Consumers can also call their current credit card companies and ask them for a lower rate, a request that has a surprisingly high success rate, Schulz said. 

"We did a study earlier this year that showed about 70% of people who asked for a lower APR on their card got one, but too few people ever ask," he noted.

How will another hike impact mortgage rates?

Mortgage rates have surged this year in tandem with the Fed rate hikes, with the typical 30-year loan topping 7% last month — more than double the rate available in early 2022.

That translates into very real costs for homebuyers. Take a home that sells for the U.S. median price of $384,800 and that is purchased with a 20% down payment. At the current mortgage rate of 7.16%, a homebuyer would pay roughly $750 more per month than with a loan at 3.2%, the rate earlier this year.

It's possible rates could inch even higher with Wednesday's increase.

Already, the surge in mortgage rates has rapidly cooled the housing market — and economists forecast that it may be in for more turmoil. Housing prices could fall by as much as 20% next year as mortgage rates continue to climb and the housing market normalizes in wake of the pandemic, according to Ian Shepherdson, chief economist with Pantheon Macroeconomics.

Auto loans

Loans for cars are also getting more expensive, even as car prices are going down, according to car shopping app CoPilot. 

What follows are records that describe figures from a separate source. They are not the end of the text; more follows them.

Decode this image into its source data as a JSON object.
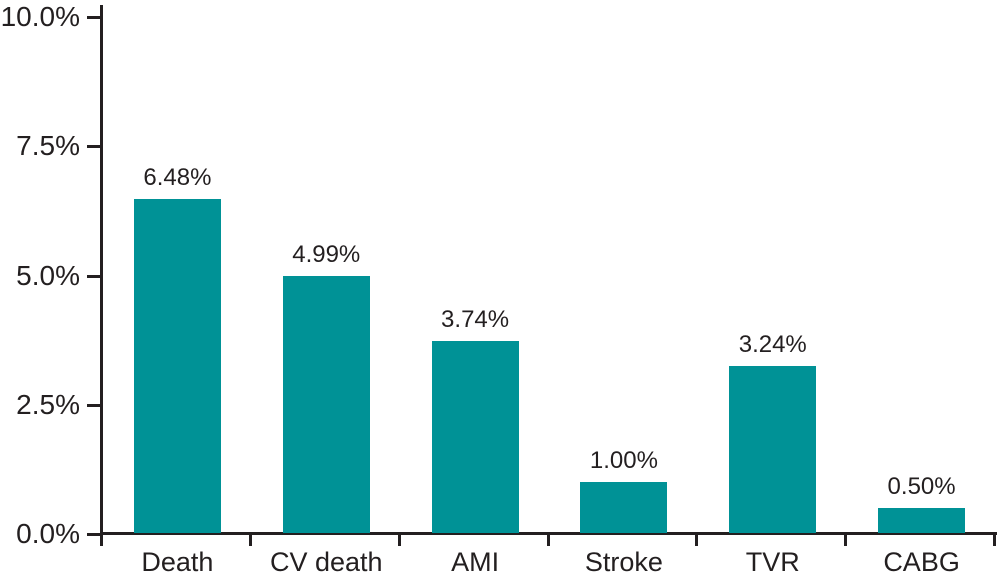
{
  "chart_data": {
    "type": "bar",
    "title": "",
    "xlabel": "",
    "ylabel": "",
    "categories": [
      "Death",
      "CV death",
      "AMI",
      "Stroke",
      "TVR",
      "CABG"
    ],
    "values": [
      6.48,
      4.99,
      3.74,
      1.0,
      3.24,
      0.5
    ],
    "value_labels": [
      "6.48%",
      "4.99%",
      "3.74%",
      "1.00%",
      "3.24%",
      "0.50%"
    ],
    "ylim": [
      0,
      10
    ],
    "y_ticks": [
      {
        "value": 10.0,
        "label": "10.0%"
      },
      {
        "value": 7.5,
        "label": "7.5%"
      },
      {
        "value": 5.0,
        "label": "5.0%"
      },
      {
        "value": 2.5,
        "label": "2.5%"
      },
      {
        "value": 0.0,
        "label": "0.0%"
      }
    ],
    "grid": false,
    "legend": null,
    "colors": {
      "bar": "#009296",
      "axis": "#231f20",
      "text": "#231f20",
      "background": "#ffffff"
    }
  }
}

The average used car loan rate has increased by 1.2 percentage points from March through October, CoPilot said. That means that the average payment for a used car is about $564 a month, compared with $546 in March, or $1,300 more over the life of the loan. That is offsetting much of the benefit of lower prices, the company said.

And the average rate for a 60-month loan for a new car has jumped to 5.6% at the end of October from 4.9% in August, according to Bankrate.

Savings accounts, CDs

There is one upside to another Fed hike: Higher rates for savings accounts and certificates of deposit. 

Rates for these accounts have risen sharply this year, although they are lagging the pace set by the Federal Reserve — as well as the hikes witnessed in other interest-based products, like mortgages and credit card rates. 

The national average interest rate for savings accounts is 0.16%, according to Bankrate, although online savings banks provide better offers, with top rates at 3% or higher. Meanwhile, some CDs are offering rates at 4% or higher. 

That's certainly better than keeping money in cash, but it's still far below the rate of inflation. With inflation over 8% in September, savers are essentially losing money by socking their cash into a savings accounts that even pays 3%.